Development of a sensitive radiorespiration method for detecting microbial activity at subzero temperatures.

We have developed a simple and sensitive method to detect microbial respiration at subzero temperatures. Microbial activity was detected by measuring (14)CO(2) evolved during the microbial-mediated mineralization of [1-(14)C] acetic acid or [2-(14)C] glucose in microcosm assays using modified (14)CO(2) traps. Various (14)CO(2) traps, designed to withstand freezing at subzero temperatures, were tested for their quench characteristics during liquid scintillation spectrometry and their ability to trap (14)CO(2).
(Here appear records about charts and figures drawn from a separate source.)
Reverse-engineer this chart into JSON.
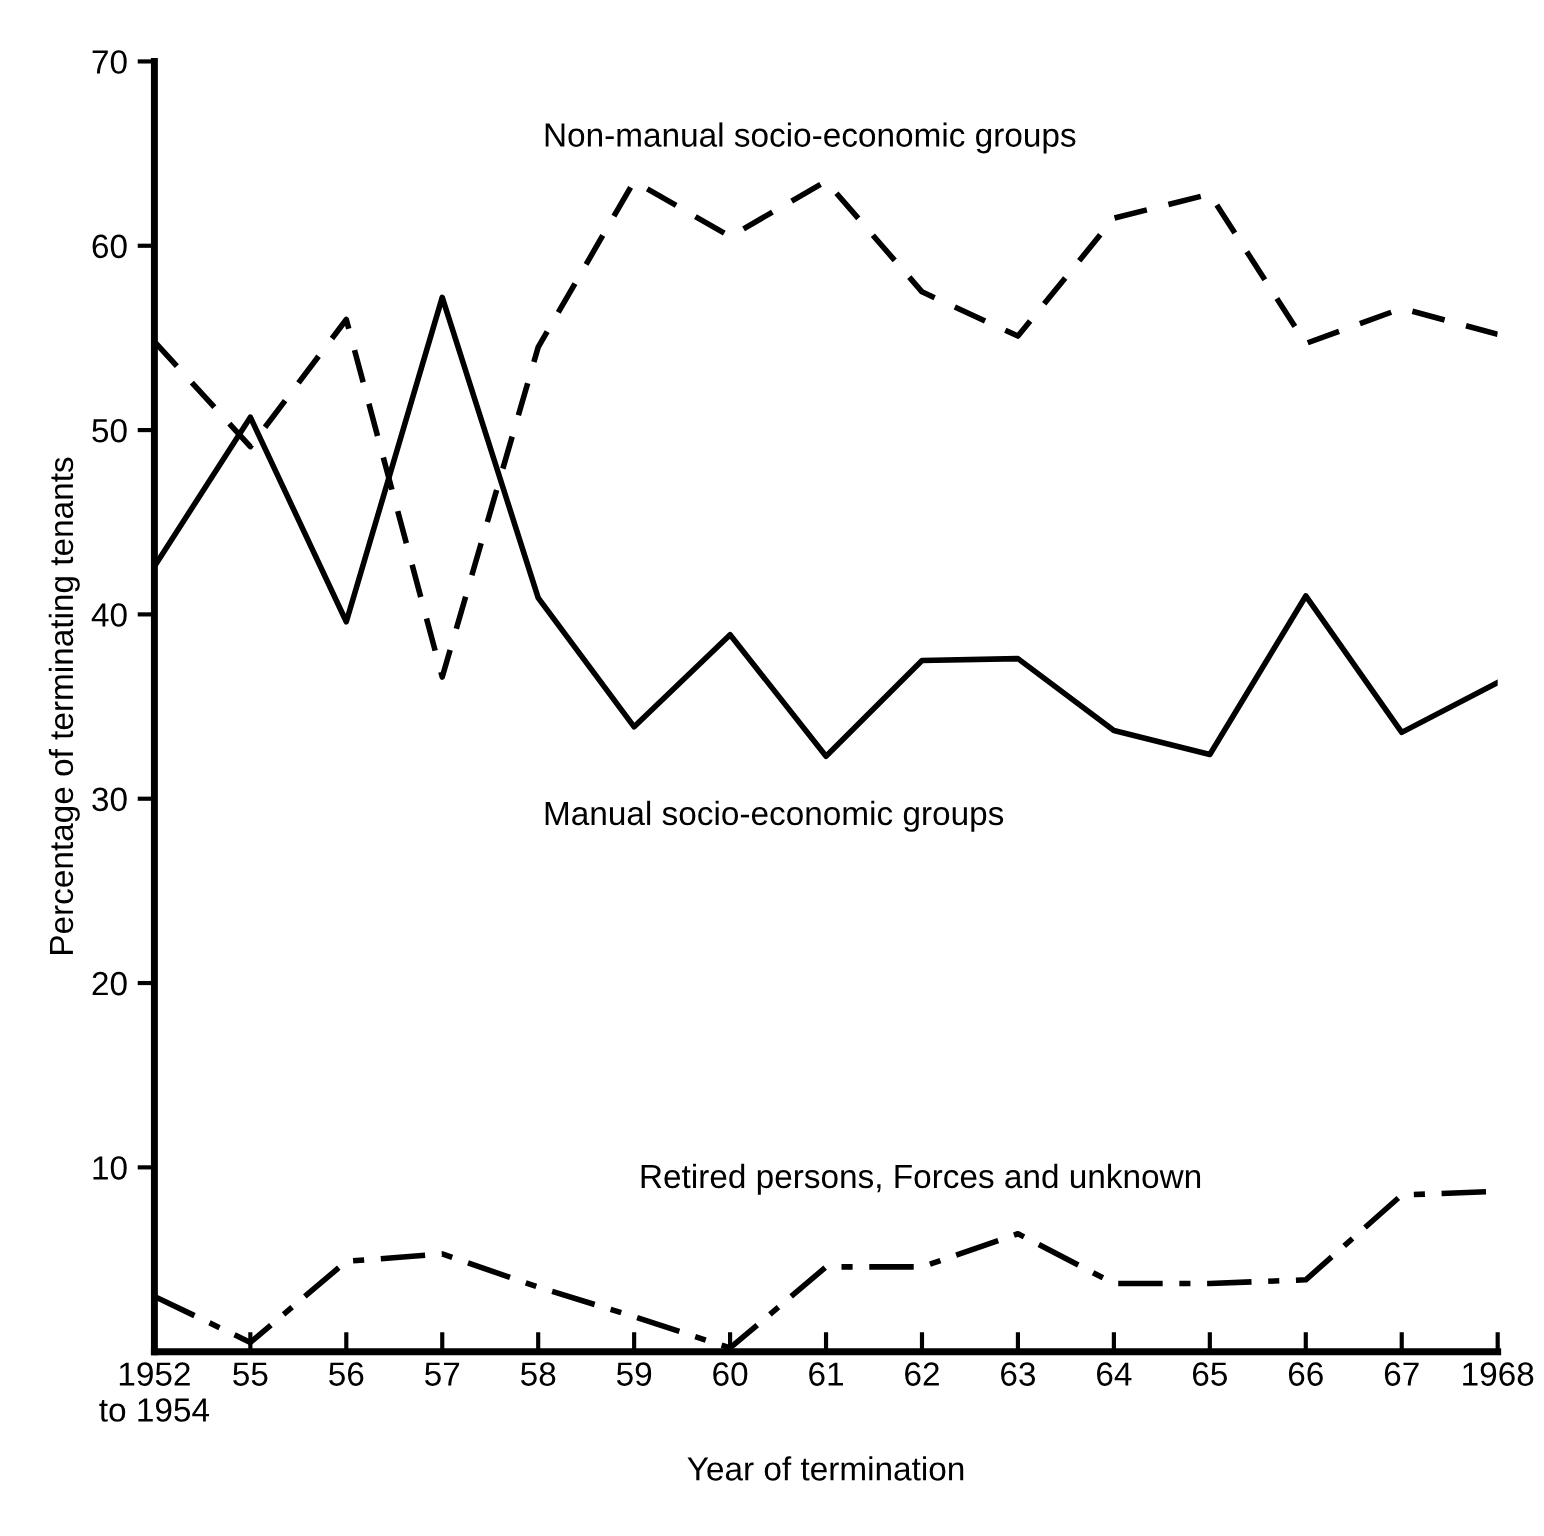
{
  "chart_data": {
    "type": "line",
    "xlabel": "Year of termination",
    "ylabel": "Percentage of terminating tenants",
    "categories": [
      "1952\nto 1954",
      "55",
      "56",
      "57",
      "58",
      "59",
      "60",
      "61",
      "62",
      "63",
      "64",
      "65",
      "66",
      "67",
      "1968"
    ],
    "series": [
      {
        "name": "Non-manual socio-economic groups",
        "color": "#000000",
        "line_style": "dashed",
        "values": [
          54.8,
          49.1,
          56.0,
          36.6,
          54.5,
          63.5,
          60.5,
          63.5,
          57.5,
          55.1,
          61.5,
          62.8,
          54.7,
          56.6,
          55.2
        ]
      },
      {
        "name": "Manual socio-economic groups",
        "color": "#000000",
        "line_style": "solid",
        "values": [
          42.6,
          50.7,
          39.6,
          57.2,
          40.9,
          33.9,
          38.9,
          32.3,
          37.5,
          37.6,
          33.7,
          32.4,
          41.0,
          33.6,
          36.3
        ]
      },
      {
        "name": "Retired persons, Forces and unknown",
        "color": "#000000",
        "line_style": "dashdot",
        "values": [
          3.0,
          0.5,
          4.9,
          5.3,
          3.5,
          1.9,
          0.2,
          4.6,
          4.6,
          6.4,
          3.7,
          3.7,
          3.9,
          8.5,
          8.7
        ]
      }
    ],
    "ylim": [
      0,
      70
    ],
    "yticks": [
      10,
      20,
      30,
      40,
      50,
      60,
      70
    ],
    "grid": false,
    "legend": false,
    "marker": "none"
  }
}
Solutions consisting of 1 M KOH supplemented with 20% or 30% v/v ethylene glycol did not freeze at temperatures above -20 degrees C and had a minor quenching effect on liquid scintillation spectrometry. Addition of ethylene glycol did have an effect on the efficiency of (14)CO(2) trapping, as the cumulative recovery of (14)CO(2) was reduced by 14% and 32% in the 1 M KOH+20% ethylene glycol and 1 M KOH+30% ethylene glycol solutions, respectively. Using the modified (14)CO(2) traps, microbial activity in representative Canadian high Arctic environmental samples was detected at temperatures as low as -15 degrees C. This simple method allows for sensitive, specific, and reliable detection of microbial activity occurring at subzero temperatures and is readily adaptable for studies in other cryoenvironments.